DIY – Cama do Raulzito

Bom dia!!!

Hoje será o nosso primeiro DIY (Do It Yourself ou Faça Você Mesmo) e será sobre a cama baixinha que o papai e o padrinho do Raul fizeram.

Esta cama foi planejada após o episódio do Raul ter caído do berço ao escalá-lo aos nove meses recém completados. Ele ficava em pé balançando na grade do berço, ia de um lado para o outro mas, nunca pensei que ele fosse escalá-lo com essa idade. Mas subestimei meu filho e como as crianças nos surpreendem sempre, foi o que aconteceu. Foi coisa de segundos… eu estava ao lado dele, separando as roupas que ficava na cômoda ao lado do berço, pois estava na hora do banho e quando olhei para o lado ele já estava de cabeça para baixo, já caindo. Consegui segurá-lo pelos pés mas mesmo assim bateu a cabeça no chão. Graças a Deus não foi nada de mais, só mesmo um belo galo na cabeça e serviu para ligar o alerta da mamãe aqui avisando que o berço já não era mais seguro para ele.

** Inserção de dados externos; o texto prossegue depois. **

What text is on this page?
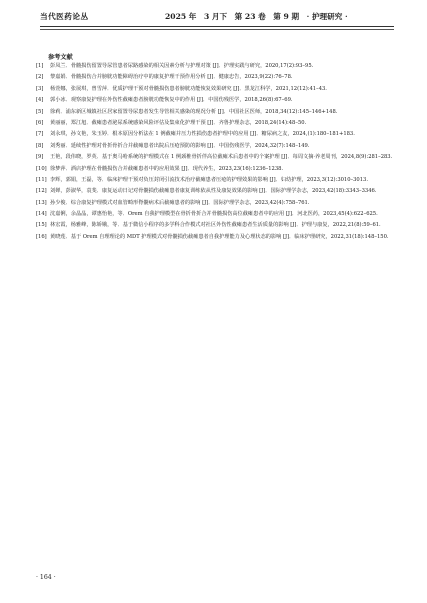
当代医药论丛	2025 年　3 月下　第 23 卷　第 9 期　· 护理研究 ·
参考文献
[1] 彭凤兰．骨髓损伤留置导尿管患者尿路感染的相关因素分析与护理对策 [J]．护理实践与研究，2020,17(2):93–95.
[2] 黎嘉娟．骨髓损伤合并膀胱功能障碍治疗中的康复护理干预作用分析 [J]．健康忠告，2023,9(22):76–78.
[3] 杨萱娜，张展琪，曾雪萍．优质护理干预对骨髓损伤患者膀胱功能恢复效果研究 [J]．黑龙江科学，2021,12(12):41–43.
[4] 郭小冰．观察康复护理在外伤性截瘫患者膀胱功能恢复中的作用 [J]．中国伤残医学，2018,26(8):67–69.
[5] 徐莉．浦东新区城镇社区居家留置导尿患者发生导管相关感染的现况分析 [J]．中国社区医师，2018,34(12):145–146+148.
[6] 黄丽丽，郑江旭．截瘫患者泌尿系统感染风险评估及集束化护理干预 [J]．齐鲁护理杂志，2018,24(14):48–50.
[7] 刘永琪，孙文艳，朱玉婷．根本原因分析法在 1 例截瘫并压力性损伤患者护理中的应用 [J]．糖尿病之友，2024,(1):180–181+183.
[8] 刘秀丽．延续性护理对骨折骨折合并截瘫患者出院后压疮预防的影响 [J]．中国伤残医学，2024,32(7):148–149.
[9] 王艳，段伟晓，罗英．基于奥马哈系统的护理模式在 1 例颈椎骨折伴高位截瘫术后患者中的个案护理 [J]．每周文摘·养老周刊，2024,8(9):281–283.
[10] 徐梦萍．酒店护理在骨髓损伤合并截瘫患者中的应用效果 [J]．现代养生，2023,23(16):1236–1238.
[11] 李辉，郭娟，王磊，等．临床护理干预对负压封闭引流技术治疗截瘫患者压疮的护理效果的影响 [J]．妇幼护理，2023,3(12):3010–3013.
[12] 刘婵，彭淑华，袁斐．康复运动日记对骨髓损伤截瘫患者康复训练依从性及康复效果的影响 [J]．国际护理学杂志，2023,42(18):3343–3346.
[13] 孙少俊．综合康复护理模式对血管畸形脊髓病术后截瘫患者的影响 [J]．国际护理学杂志，2023,42(4):758–761.
[14] 沈嘉俐，余晶晶，谭惠怡艳，等．Orem 自我护理模型在骨折骨折合并骨髓损伤高位截瘫患者中的应用 [J]．河北医药，2023,45(4):622–625.
[15] 林宏霞，杨雅峰，陈娇娥，等．基于微信小程序的多学科合作模式对社区外伤性截瘫患者生活质量的影响 [J]．护理与康复，2022,21(8):59–61.
[16] 黄晓莲．基于 Orem 自理理论的 MDT 护理模式对骨髓损伤截瘫患者自我护理能力及心理状态的影响 [J]．临床护理研究，2022,31(18):148–150.
· 164 ·
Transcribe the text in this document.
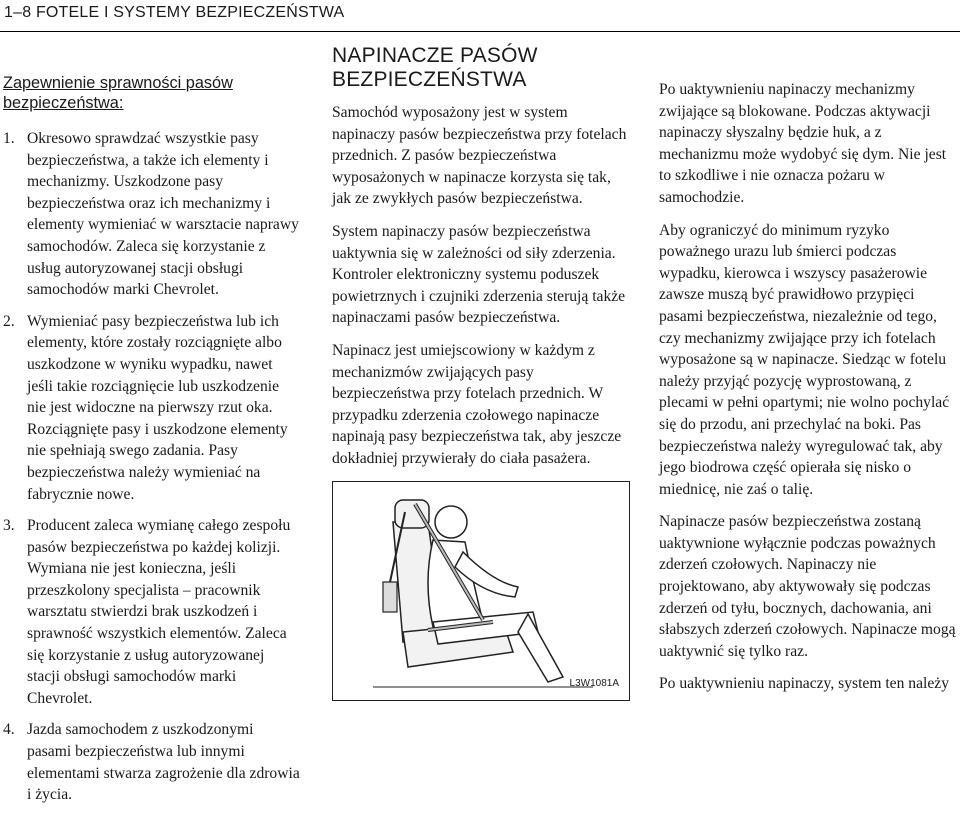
1–8 FOTELE I SYSTEMY BEZPIECZEŃSTWA
Zapewnienie sprawności pasów bezpieczeństwa:
1. Okresowo sprawdzać wszystkie pasy bezpieczeństwa, a także ich elementy i mechanizmy. Uszkodzone pasy bezpieczeństwa oraz ich mechanizmy i elementy wymieniać w warsztacie naprawy samochodów. Zaleca się korzystanie z usług autoryzowanej stacji obsługi samochodów marki Chevrolet.
2. Wymieniać pasy bezpieczeństwa lub ich elementy, które zostały rozciągnięte albo uszkodzone w wyniku wypadku, nawet jeśli takie rozciągnięcie lub uszkodzenie nie jest widoczne na pierwszy rzut oka. Rozciągnięte pasy i uszkodzone elementy nie spełniają swego zadania. Pasy bezpieczeństwa należy wymieniać na fabrycznie nowe.
3. Producent zaleca wymianę całego zespołu pasów bezpieczeństwa po każdej kolizji. Wymiana nie jest konieczna, jeśli przeszkolony specjalista – pracownik warsztatu stwierdzi brak uszkodzeń i sprawność wszystkich elementów. Zaleca się korzystanie z usług autoryzowanej stacji obsługi samochodów marki Chevrolet.
4. Jazda samochodem z uszkodzonymi pasami bezpieczeństwa lub innymi elementami stwarza zagrożenie dla zdrowia i życia.
NAPINACZE PASÓW BEZPIECZEŃSTWA

Samochód wyposażony jest w system napinaczy pasów bezpieczeństwa przy fotelach przednich. Z pasów bezpieczeństwa wyposażonych w napinacze korzysta się tak, jak ze zwykłych pasów bezpieczeństwa.

System napinaczy pasów bezpieczeństwa uaktywnia się w zależności od siły zderzenia. Kontroler elektroniczny systemu poduszek powietrznych i czujniki zderzenia sterują także napinaczami pasów bezpieczeństwa.

Napinacz jest umiejscowiony w każdym z mechanizmów zwijających pasy bezpieczeństwa przy fotelach przednich. W przypadku zderzenia czołowego napinacze napinają pasy bezpieczeństwa tak, aby jeszcze dokładniej przywierały do ciała pasażera.

L3W1081A

Po uaktywnieniu napinaczy mechanizmy zwijające są blokowane. Podczas aktywacji napinaczy słyszalny będzie huk, a z mechanizmu może wydobyć się dym. Nie jest to szkodliwe i nie oznacza pożaru w samochodzie.

Aby ograniczyć do minimum ryzyko poważnego urazu lub śmierci podczas wypadku, kierowca i wszyscy pasażerowie zawsze muszą być prawidłowo przypięci pasami bezpieczeństwa, niezależnie od tego, czy mechanizmy zwijające przy ich fotelach wyposażone są w napinacze. Siedząc w fotelu należy przyjąć pozycję wyprostowaną, z plecami w pełni opartymi; nie wolno pochylać się do przodu, ani przechylać na boki. Pas bezpieczeństwa należy wyregulować tak, aby jego biodrowa część opierała się nisko o miednicę, nie zaś o talię.

Napinacze pasów bezpieczeństwa zostaną uaktywnione wyłącznie podczas poważnych zderzeń czołowych. Napinaczy nie projektowano, aby aktywowały się podczas zderzeń od tyłu, bocznych, dachowania, ani słabszych zderzeń czołowych. Napinacze mogą uaktywnić się tylko raz.

Po uaktywnieniu napinaczy, system ten należy
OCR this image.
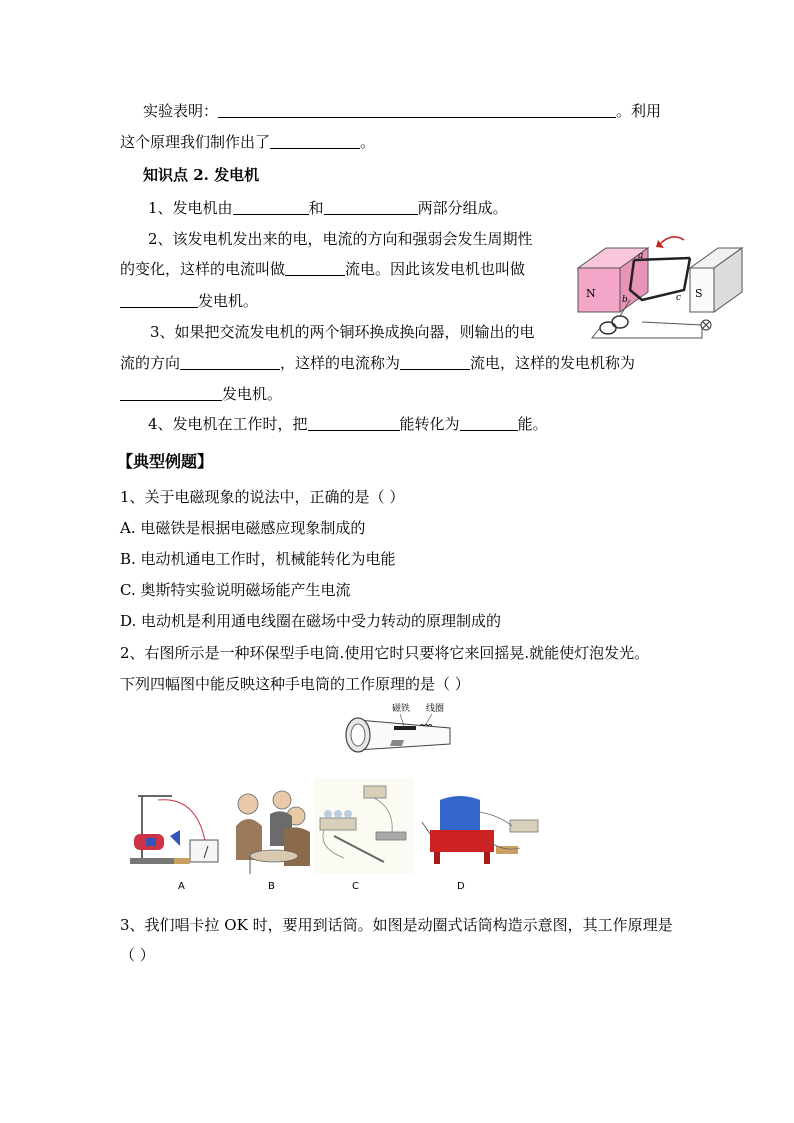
实验表明：	。利用
这个原理我们制作出了	。
知识点 2. 发电机
1、发电机由	和	两部分组成。
2、该发电机发出来的电，电流的方向和强弱会发生周期性
的变化，这样的电流叫做	流电。因此该发电机也叫做
发电机。
3、如果把交流发电机的两个铜环换成换向器，则输出的电
流的方向	，这样的电流称为	流电，这样的发电机称为
发电机。
4、发电机在工作时，把	能转化为	能。
N	S
a
b	c
【典型例题】
1、关于电磁现象的说法中，正确的是（ ）
A. 电磁铁是根据电磁感应现象制成的
B. 电动机通电工作时，机械能转化为电能
C. 奥斯特实验说明磁场能产生电流
D. 电动机是利用通电线圈在磁场中受力转动的原理制成的
2、右图所示是一种环保型手电筒.使用它时只要将它来回摇晃.就能使灯泡发光。
下列四幅图中能反映这种手电筒的工作原理的是（ ）
磁铁 线圈
A	B	C	D
3、我们唱卡拉 OK 时，要用到话筒。如图是动圈式话筒构造示意图，其工作原理是
（ ）
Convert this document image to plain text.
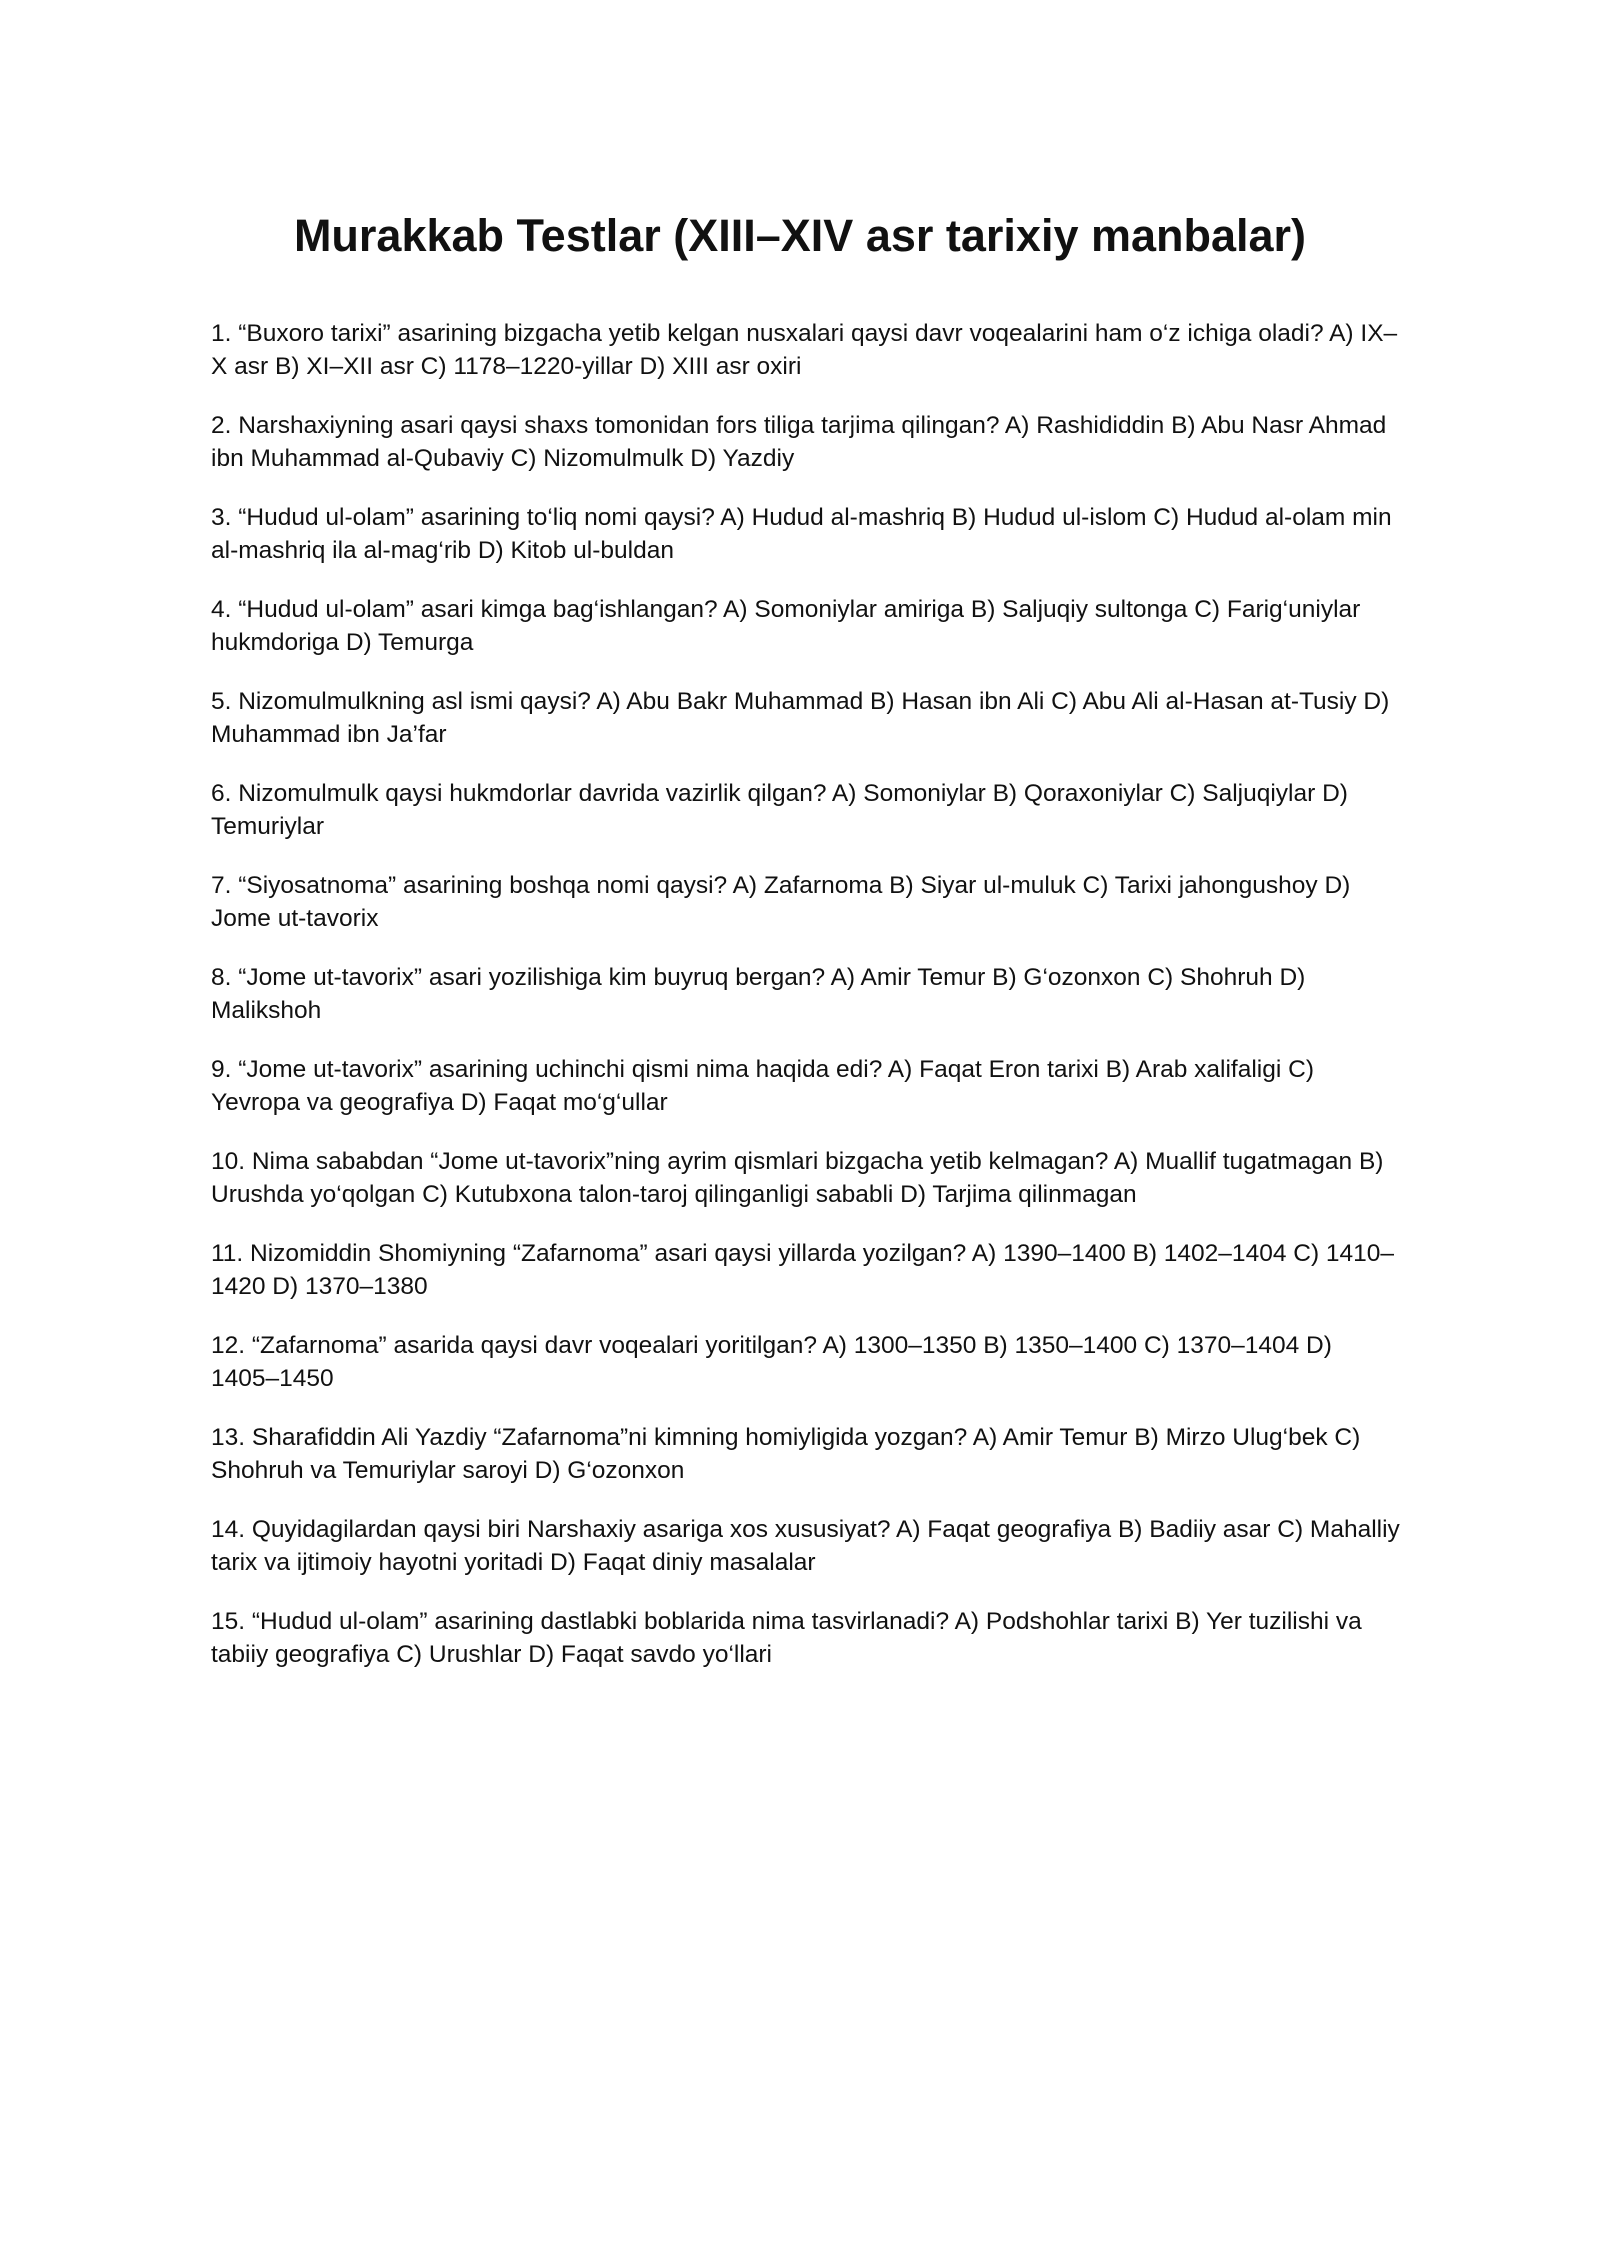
Murakkab Testlar (XIII–XIV asr tarixiy manbalar)
1. “Buxoro tarixi” asarining bizgacha yetib kelgan nusxalari qaysi davr voqealarini ham o‘z ichiga oladi? A) IX–X asr B) XI–XII asr C) 1178–1220-yillar D) XIII asr oxiri
2. Narshaxiyning asari qaysi shaxs tomonidan fors tiliga tarjima qilingan? A) Rashididdin B) Abu Nasr Ahmad ibn Muhammad al-Qubaviy C) Nizomulmulk D) Yazdiy
3. “Hudud ul-olam” asarining to‘liq nomi qaysi? A) Hudud al-mashriq B) Hudud ul-islom C) Hudud al-olam min al-mashriq ila al-mag‘rib D) Kitob ul-buldan
4. “Hudud ul-olam” asari kimga bag‘ishlangan? A) Somoniylar amiriga B) Saljuqiy sultonga C) Farig‘uniylar hukmdoriga D) Temurga
5. Nizomulmulkning asl ismi qaysi? A) Abu Bakr Muhammad B) Hasan ibn Ali C) Abu Ali al-Hasan at-Tusiy D) Muhammad ibn Ja’far
6. Nizomulmulk qaysi hukmdorlar davrida vazirlik qilgan? A) Somoniylar B) Qoraxoniylar C) Saljuqiylar D) Temuriylar
7. “Siyosatnoma” asarining boshqa nomi qaysi? A) Zafarnoma B) Siyar ul-muluk C) Tarixi jahongushoy D) Jome ut-tavorix
8. “Jome ut-tavorix” asari yozilishiga kim buyruq bergan? A) Amir Temur B) G‘ozonxon C) Shohruh D) Malikshoh
9. “Jome ut-tavorix” asarining uchinchi qismi nima haqida edi? A) Faqat Eron tarixi B) Arab xalifaligi C) Yevropa va geografiya D) Faqat mo‘g‘ullar
10. Nima sababdan “Jome ut-tavorix”ning ayrim qismlari bizgacha yetib kelmagan? A) Muallif tugatmagan B) Urushda yo‘qolgan C) Kutubxona talon-taroj qilinganligi sababli D) Tarjima qilinmagan
11. Nizomiddin Shomiyning “Zafarnoma” asari qaysi yillarda yozilgan? A) 1390–1400 B) 1402–1404 C) 1410–1420 D) 1370–1380
12. “Zafarnoma” asarida qaysi davr voqealari yoritilgan? A) 1300–1350 B) 1350–1400 C) 1370–1404 D) 1405–1450
13. Sharafiddin Ali Yazdiy “Zafarnoma”ni kimning homiyligida yozgan? A) Amir Temur B) Mirzo Ulug‘bek C) Shohruh va Temuriylar saroyi D) G‘ozonxon
14. Quyidagilardan qaysi biri Narshaxiy asariga xos xususiyat? A) Faqat geografiya B) Badiiy asar C) Mahalliy tarix va ijtimoiy hayotni yoritadi D) Faqat diniy masalalar
15. “Hudud ul-olam” asarining dastlabki boblarida nima tasvirlanadi? A) Podshohlar tarixi B) Yer tuzilishi va tabiiy geografiya C) Urushlar D) Faqat savdo yo‘llari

Um belo sábado, os Rodrigo´s* daqui de casa sentaram e fizeram o projeto da cama. Eu como sou adepta do método Montessoriano (Nesta hora bateu um arrependimento de ter comprado o berço… juro que no segundo filho, esse item não existirá no quarto… risos…) queria algo que pudesse dar ao Raul uma certa independência. Desta forma, a minha única exigência era que a cama fosse bem baixinha. Então vai ai pra vocês o projeto executado. Começaremos pelo material utilizado:

– 1 Placa de MDF branco

– Parafusos de 5 mm

– Ripas de madeira para o estrado de 0,3 cm X 0,1 cm

– Ripas para segurar o estrado da cama de 0,2 cm X 0,2 cm

– Fita adesiva para acabamento na cor branca

– Quatro rodinhas (opcional)

– 8 braçadeiras de 0,5 cm

Quando eles compraram a placa, já pediram que a cortassem nas medidas que iriam precisar, facilitando assim a execução do projeto, e o preço também não mudaria tanto. Então foram assim os cortes:

– Dois cortes de 1,35cm X 0,30cm que seriam as laterais

– Um de 0,75cm x 0,15cm que seria o pé da cama

– Um de 0,75cm x 0,30cm que seria a cabeceira

Ao chegar em casa, os Rodrigo´s só precisaram de fazer o corte onde seria a parte mais alta da lateral da cama, que serve como proteção para que a criança não role da cama.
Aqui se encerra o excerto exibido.